Graph Database Overview

IBM System G Graph Databases has several versions:
(1) Native Store
(2) GBase on top of Hadoop HBase and HDFS



Introduction of Graph Database

A graph database is a database that uses graph structures with vertices, edges, and properties to represent and store data. A graph database is any storage system that provides index-free adjacency. This means that every element contains a direct pointer to its adjacent elements and no index lookups are necessary. General graph databases that can store any graph are distinct from specialized graph databases such as triplestores and network databases.

Compared with relational databases, graph databases are often faster for associative data sets, and map more directly to the structure of object-oriented applications. They can scale more naturally to large data sets as they do not typically require expensive join operations. As they depend less on a rigid schema, they are more suitable to manage ad hoc and changing data with evolving schemas. Conversely, relational databases are typically faster at performing the same operation on large numbers of data elements. Graph database is a powerful tool for graph-like queries, for example, computing the shortest path between two vertices in the graph. Other graph-like queries can be performed over a graph database in a natural way (for example, graph's diameter computations or community detection).
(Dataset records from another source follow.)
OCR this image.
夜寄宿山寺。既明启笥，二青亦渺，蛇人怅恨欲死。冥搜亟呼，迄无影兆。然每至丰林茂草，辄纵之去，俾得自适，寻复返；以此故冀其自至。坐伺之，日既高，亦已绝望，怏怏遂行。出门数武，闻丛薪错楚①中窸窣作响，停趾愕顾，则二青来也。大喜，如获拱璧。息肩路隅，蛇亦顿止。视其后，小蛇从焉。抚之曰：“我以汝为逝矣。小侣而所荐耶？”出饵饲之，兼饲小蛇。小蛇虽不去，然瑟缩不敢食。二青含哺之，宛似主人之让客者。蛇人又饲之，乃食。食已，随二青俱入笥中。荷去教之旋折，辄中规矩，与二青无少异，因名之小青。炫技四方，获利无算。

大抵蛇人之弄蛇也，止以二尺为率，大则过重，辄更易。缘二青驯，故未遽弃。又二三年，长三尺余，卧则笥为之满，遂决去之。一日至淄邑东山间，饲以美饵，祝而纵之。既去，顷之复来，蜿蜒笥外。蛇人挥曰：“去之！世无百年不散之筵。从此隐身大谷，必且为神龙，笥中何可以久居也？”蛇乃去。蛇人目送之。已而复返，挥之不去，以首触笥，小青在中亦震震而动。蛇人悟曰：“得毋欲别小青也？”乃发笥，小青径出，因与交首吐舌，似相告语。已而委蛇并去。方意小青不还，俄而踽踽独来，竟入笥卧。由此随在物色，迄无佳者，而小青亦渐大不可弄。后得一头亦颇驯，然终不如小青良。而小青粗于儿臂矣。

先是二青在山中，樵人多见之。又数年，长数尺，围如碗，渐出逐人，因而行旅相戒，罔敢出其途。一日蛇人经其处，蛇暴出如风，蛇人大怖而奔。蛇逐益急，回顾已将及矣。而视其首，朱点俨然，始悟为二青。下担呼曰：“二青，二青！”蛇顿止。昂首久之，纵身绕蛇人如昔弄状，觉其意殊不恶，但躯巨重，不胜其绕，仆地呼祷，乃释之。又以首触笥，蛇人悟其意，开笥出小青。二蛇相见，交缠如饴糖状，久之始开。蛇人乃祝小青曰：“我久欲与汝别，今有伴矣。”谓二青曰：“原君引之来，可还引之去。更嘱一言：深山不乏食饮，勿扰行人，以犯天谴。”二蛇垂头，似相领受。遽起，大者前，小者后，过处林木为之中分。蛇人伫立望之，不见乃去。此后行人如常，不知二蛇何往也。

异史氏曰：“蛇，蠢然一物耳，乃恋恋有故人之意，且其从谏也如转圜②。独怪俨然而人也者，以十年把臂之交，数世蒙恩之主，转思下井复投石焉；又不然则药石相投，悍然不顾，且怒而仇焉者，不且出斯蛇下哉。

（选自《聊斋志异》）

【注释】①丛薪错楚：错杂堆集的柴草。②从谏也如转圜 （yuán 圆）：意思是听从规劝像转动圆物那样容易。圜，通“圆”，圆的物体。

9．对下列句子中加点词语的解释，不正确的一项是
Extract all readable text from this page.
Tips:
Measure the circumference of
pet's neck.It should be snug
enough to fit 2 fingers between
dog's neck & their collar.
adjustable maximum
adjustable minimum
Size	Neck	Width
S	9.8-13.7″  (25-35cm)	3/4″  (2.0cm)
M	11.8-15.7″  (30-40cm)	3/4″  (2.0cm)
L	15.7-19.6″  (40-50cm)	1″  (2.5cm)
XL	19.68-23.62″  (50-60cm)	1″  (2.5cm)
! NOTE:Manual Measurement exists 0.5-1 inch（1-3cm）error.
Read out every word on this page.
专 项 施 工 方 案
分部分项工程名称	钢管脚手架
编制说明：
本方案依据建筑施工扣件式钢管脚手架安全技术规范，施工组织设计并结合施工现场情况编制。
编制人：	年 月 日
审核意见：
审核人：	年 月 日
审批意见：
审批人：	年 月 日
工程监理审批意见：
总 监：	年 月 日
Trends of search interest on Graph Database and Relational Database, realitme from Google (Google Trend normalizes Y-axis to the highest value in a chart to 100%):
Comparison of relative amounts of searches on Relational Database and Graph Database:



Graph Database Terminologies

Terminology Explanation
Graph A graph is a representation of a set of objects where some pairs of objects are connected by links. The interconnected objects are represented by mathematical abstractions called vertices, and the links that connect some pairs of vertices are called edges.
Database Database management systems (DBMSs) are specially designed software applications that interact with the user, other applications, and the database itself to capture and analyze data. A general-purpose DBMS is a software system designed to allow the definition, creation, querying, update, and administration of databases.
Graph database
A graph database is a database that uses graph structures with nodes, edges, and properties to represent and store data, which provides index-free adjacency. This means that every element contains a direct pointer to its adjacent elements and no index lookups are necessary.
Generic Graph database
A general graph databases that can store any graph are distinct from specialized graph databases such as triplestores and network databases. Compared with relational databases, it is often faster for associative data sets, and map more directly to the structure of object-oriented applications. They can scale more naturally to large data sets as they do not typically require expensive join operations.
Property Graph
Graphs take many forms but the most ubiquitous is the Property Graph which has the following additional characteristics to a simple graph: 1) Nodes have a unique identifier. 2) Nodes have key-value pair properties. 3) Relationships have a unique identifier. 4)Relationships have a type. For instance, Tom likes Cindy or Jack IS_THE_BOSS_OF Bob. 5) Relationships are directed i.e. they have an orientation. For example, if Tom follows Jack on Twitter, the relationship would be defined as pointing from Tom to Jack. 6)Relationships have key-value properties.
Triplestore
A triplestore is a purpose-built database for the storage and retrieval of triples, a triple being a data entity composed of subject-predicate-object, like "Bob is 35" or "Bob knows Fred". Much like a relational database, one stores information in a triplestore and retrieves it via a query language. Unlike a relational database, a triplestore is optimized for the storage and retrieval of triples.
RDF
The Resource Description Framework (RDF) is a family of World Wide Web Consortium (W3C) specifications [1] originally designed as a metadata data model. It has come to be used as a general method for conceptual description or modeling of information that is implemented in web resources, using a variety of syntax notations and data serialization formats. It is also used in knowledge management applications. RDF data is often persisted in relational database or native representations also called Triplestores, or Quad stores if context (i.e. the named graph) is also persisted for each RDF triple.
RDFS
RDF Schema (Resource Description Framework Schema) is a set of classes with certain properties using the RDF extensible knowledge representation language, providing basic elements for the description of ontologies, otherwise called RDF vocabularies, intended to structure RDF resources. These resources can be saved in a triplestore to reach them with the query language SPARQL.
SPARQL
SPARQL is an RDF query language, that is, a query language for databases, able to retrieve and manipulate data stored in Resource Description Framework format, made a standard by the RDF Data Access Working Group (DAWG) of the World Wide Web Consortium, and is recognized as one of the key technologies of the semantic web.
Tinkerpop/Blueprints
Blueprints is a collection of interfaces, implementations, and test suites for the property graph data model. Blueprints is analogous to the JDBC, but for graph databases.